Bill Emmott - International Author & Adviser

Article

America will become inward-looking
La Stampa - November 4th 2010

So America´s mid-term Congressional elections have, as expected, brought a dramatic defeat for the Democratic Party in general and Barack Obama in particular, with the Republicans taking majority control in the House of Representatives, narrowing the Democrats´ supremacy in the Senate, and sweeping to power in a wide range of state governorships. But what has really changed? The genius of the American constitution, as designed by the Founding Fathers more than two centuries ago, ensures that the immediate answer is: very little. The longer-term answer could, however, be different—depending on how well President Obama reacts to this setback.

            Very little will change immediately because the whole American democratic system is designed to prevent dramatic change, through the checks and balances between the Congress, the White House and the judiciary. If the new Republican majority in the House chooses to try to abolish what they see as Obama´s most controversial policy, his health-care reform, then Obama can simply veto the bill. Moreover, for most of this year, ever since health-care was passed and since the financial-regulatory reform bill was also agreed, the White House´s domestic agenda has anyway been stalled. It had no chance of getting major legislation through Congress. So, again, little has changed.

            A situation in which one party holds the presidency and the other leads in Congress is anyway the normal state of affairs in US politics. It was true for six years of Ronald Reagan´s term in the 1980s, for six years of Bill Clinton in the 1990s, and for the four final years of George W. Bush. Single-party control is the exception, not the rule.

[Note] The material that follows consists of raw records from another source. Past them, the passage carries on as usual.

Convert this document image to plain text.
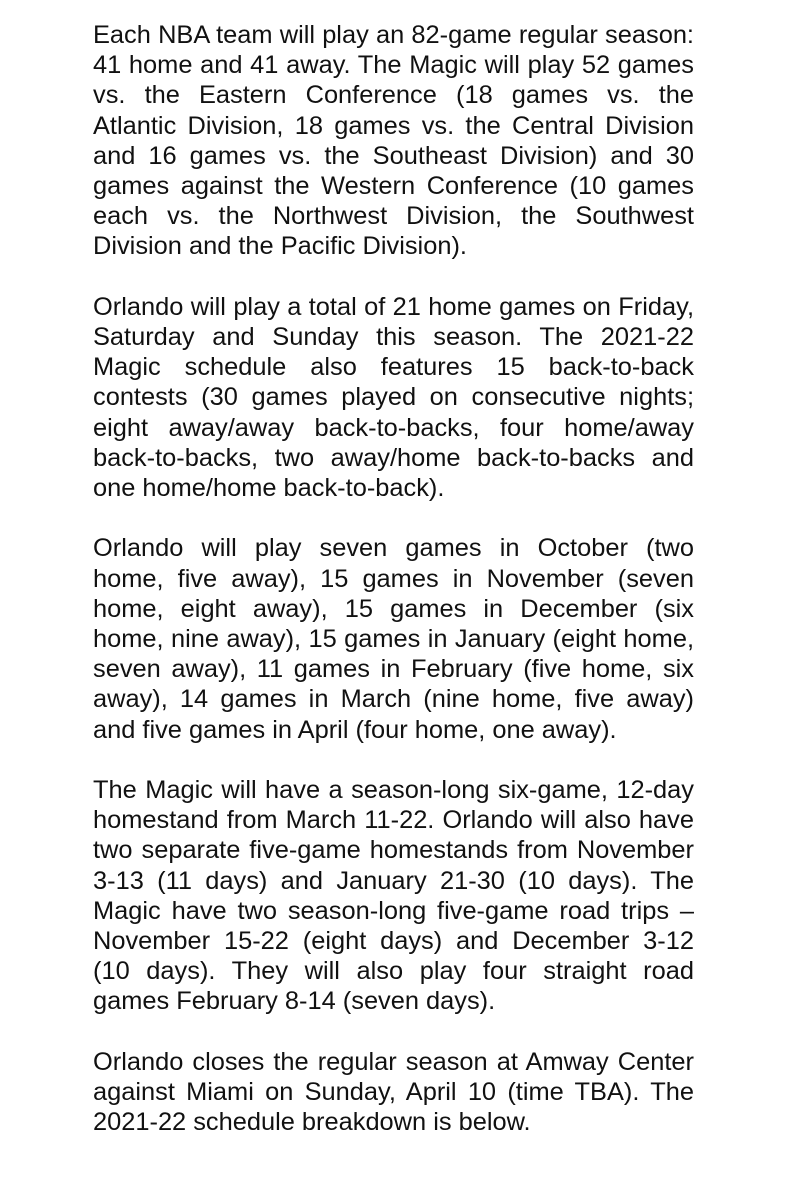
Each NBA team will play an 82-game regular season: 41 home and 41 away. The Magic will play 52 games vs. the Eastern Conference (18 games vs. the Atlantic Division, 18 games vs. the Central Division and 16 games vs. the Southeast Division) and 30 games against the Western Conference (10 games each vs. the Northwest Division, the Southwest Division and the Pacific Division).

Orlando will play a total of 21 home games on Friday, Saturday and Sunday this season. The 2021-22 Magic schedule also features 15 back-to-back contests (30 games played on consecutive nights; eight away/away back-to-backs, four home/away back-to-backs, two away/home back-to-backs and one home/home back-to-back).

Orlando will play seven games in October (two home, five away), 15 games in November (seven home, eight away), 15 games in December (six home, nine away), 15 games in January (eight home, seven away), 11 games in February (five home, six away), 14 games in March (nine home, five away) and five games in April (four home, one away).

The Magic will have a season-long six-game, 12-day homestand from March 11-22. Orlando will also have two separate five-game homestands from November 3-13 (11 days) and January 21-30 (10 days). The Magic have two season-long five-game road trips – November 15-22 (eight days) and December 3-12 (10 days). They will also play four straight road games February 8-14 (seven days).

Orlando closes the regular season at Amway Center against Miami on Sunday, April 10 (time TBA). The 2021-22 schedule breakdown is below.
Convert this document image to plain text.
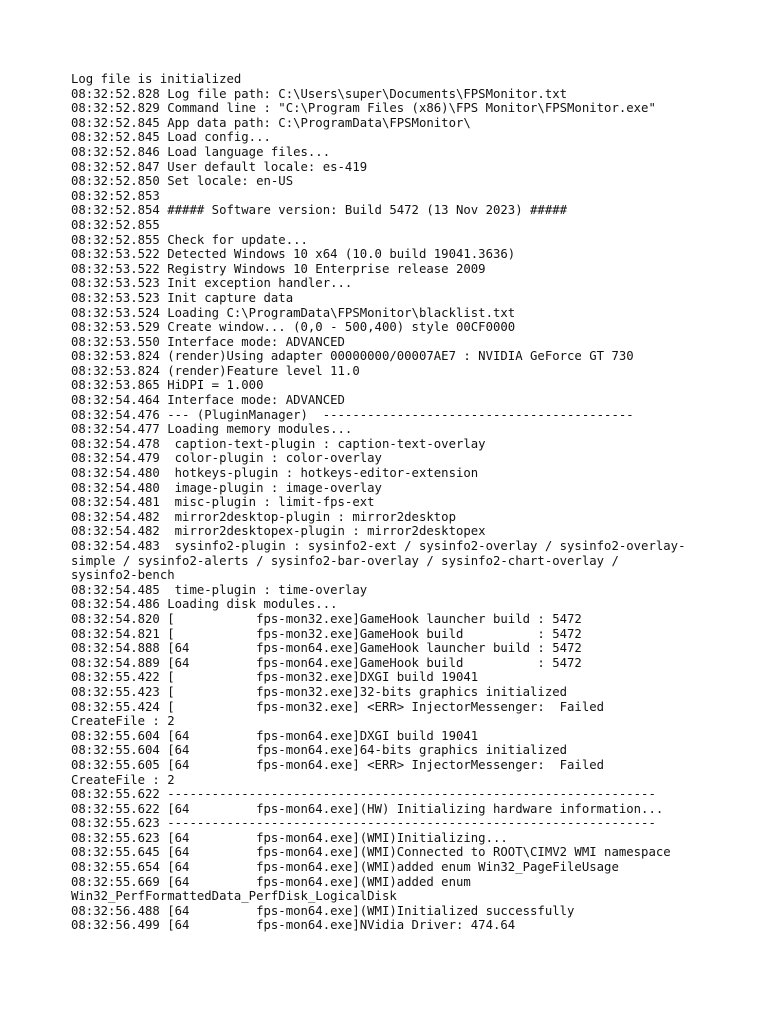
Log file is initialized
08:32:52.828 Log file path: C:\Users\super\Documents\FPSMonitor.txt
08:32:52.829 Command line : "C:\Program Files (x86)\FPS Monitor\FPSMonitor.exe"
08:32:52.845 App data path: C:\ProgramData\FPSMonitor\
08:32:52.845 Load config...
08:32:52.846 Load language files...
08:32:52.847 User default locale: es-419
08:32:52.850 Set locale: en-US
08:32:52.853
08:32:52.854 ##### Software version: Build 5472 (13 Nov 2023) #####
08:32:52.855
08:32:52.855 Check for update...
08:32:53.522 Detected Windows 10 x64 (10.0 build 19041.3636)
08:32:53.522 Registry Windows 10 Enterprise release 2009
08:32:53.523 Init exception handler...
08:32:53.523 Init capture data
08:32:53.524 Loading C:\ProgramData\FPSMonitor\blacklist.txt
08:32:53.529 Create window... (0,0 - 500,400) style 00CF0000
08:32:53.550 Interface mode: ADVANCED
08:32:53.824 (render)Using adapter 00000000/00007AE7 : NVIDIA GeForce GT 730
08:32:53.824 (render)Feature level 11.0
08:32:53.865 HiDPI = 1.000
08:32:54.464 Interface mode: ADVANCED
08:32:54.476 --- (PluginManager)  ------------------------------------------
08:32:54.477 Loading memory modules...
08:32:54.478  caption-text-plugin : caption-text-overlay
08:32:54.479  color-plugin : color-overlay
08:32:54.480  hotkeys-plugin : hotkeys-editor-extension
08:32:54.480  image-plugin : image-overlay
08:32:54.481  misc-plugin : limit-fps-ext
08:32:54.482  mirror2desktop-plugin : mirror2desktop
08:32:54.482  mirror2desktopex-plugin : mirror2desktopex
08:32:54.483  sysinfo2-plugin : sysinfo2-ext / sysinfo2-overlay / sysinfo2-overlay-
simple / sysinfo2-alerts / sysinfo2-bar-overlay / sysinfo2-chart-overlay /
sysinfo2-bench
08:32:54.485  time-plugin : time-overlay
08:32:54.486 Loading disk modules...
08:32:54.820 [           fps-mon32.exe]GameHook launcher build : 5472
08:32:54.821 [           fps-mon32.exe]GameHook build          : 5472
08:32:54.888 [64         fps-mon64.exe]GameHook launcher build : 5472
08:32:54.889 [64         fps-mon64.exe]GameHook build          : 5472
08:32:55.422 [           fps-mon32.exe]DXGI build 19041
08:32:55.423 [           fps-mon32.exe]32-bits graphics initialized
08:32:55.424 [           fps-mon32.exe] <ERR> InjectorMessenger:  Failed
CreateFile : 2
08:32:55.604 [64         fps-mon64.exe]DXGI build 19041
08:32:55.604 [64         fps-mon64.exe]64-bits graphics initialized
08:32:55.605 [64         fps-mon64.exe] <ERR> InjectorMessenger:  Failed
CreateFile : 2
08:32:55.622 ------------------------------------------------------------------
08:32:55.622 [64         fps-mon64.exe](HW) Initializing hardware information...
08:32:55.623 ------------------------------------------------------------------
08:32:55.623 [64         fps-mon64.exe](WMI)Initializing...
08:32:55.645 [64         fps-mon64.exe](WMI)Connected to ROOT\CIMV2 WMI namespace
08:32:55.654 [64         fps-mon64.exe](WMI)added enum Win32_PageFileUsage
08:32:55.669 [64         fps-mon64.exe](WMI)added enum
Win32_PerfFormattedData_PerfDisk_LogicalDisk
08:32:56.488 [64         fps-mon64.exe](WMI)Initialized successfully
08:32:56.499 [64         fps-mon64.exe]NVidia Driver: 474.64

            What President Obama will now have to do is to find a way to work with the Republican-dominated Congress, while seeking to ensure that the Republicans´ come to share responsibility, in the public´s eyes, for any difficulties in governing and, especially, for continued weakness in the economy. The Republicans will probably prefer to be confrontational, especially those (a minority, but a vocal one) who have come to power with support from the highly conservative, some would say fundamentalist, Tea Party movement.

Yet the principal topic on their joint agenda will make this hard: the budget deficit. Most of the arguments will be about which spending to cut, and where the tax burden should fall. The White House´s aim, presumably, will be to make the Republicans look as if they are obstructing the very thing that they, and the Tea Party, supposedly stand for: smaller government, and especially a diminishing deficit. The aim will be to make them look like hypocrites.

This is where health-care will come in. The establishment of universal health-care coverage is President Obama´s proudest achievement, and yet also one for which he is most unpopular. The Republicans will try to blame the budget deficit on his health-care plan, in the hope of making this one of the principal issues in the 2012 presidential election. His task, the one on which he has so far failed, will be to convince a majority of the American public that the health-care plan is not only fair and right, but also affordable.

The battle for 2012 has, in effect, begun today. Budding Republican candidates will be calculating the significance of the mid-term results for their own prospects. Sarah Palin, heroine of the Tea Party and now a TV celebrity, will be calculating about how long to keep on denying that she will be a candidate, in order to maintain her TV career but also to keep on cultivating the image of the outsider. But also, the battle for the long-term preservation of Obama´s health-care reform has begun today, too.

The president´s veto power ensures that it will survive another two years, and be unaffected by the change in Congress. But the reason why yesterday´s results could have a bigger impact in the longer term is that it would be unlikely to survive a Republican victory in 2012. Then, alongside a repeal of health-care would come a wider programme to cut back the size and cost of the federal government.

President Obama has said in the past that it would be better to be a one-term president who achieved great things than a two-term failure. But the truth is that he needs two terms if he is to preserve his achievements. His advisors today will be trying to draw up for him a series of objectives and benchmarks over the next 12 months that he will need to meet if he is to be re-elected.

One of those, as already stated, is to change the opinion-poll ratings for health-care. More important, however, is a decline in unemployment, with some associated credit for the decline going to the White House. America´s economy is growing currently at 2% per year, a rate that would be considered healthy in Europe but which is too slow to reduce unemployment in the US because that country´s population and labour force are both growing. Third on the agenda will be some sort of credible resolution of the situations in Afghanistan and Iraq, so that he can say that America is again on the right track in foreign policy, and no longer sending its sons and daughters to die abroad.

The environment, once a great hope of the Obama administration, can be forgotten, for the time being. Protectionism, always a big fear when American unemployment is high, is going to be a growing danger, especially if China refuses to revalue its currency. Most of all, though, from an international point of view, America will be in a sort of limbo between now and 2012: preoccupied with its internal battles, deeply reluctant to take initiatives abroad—unless events force it to.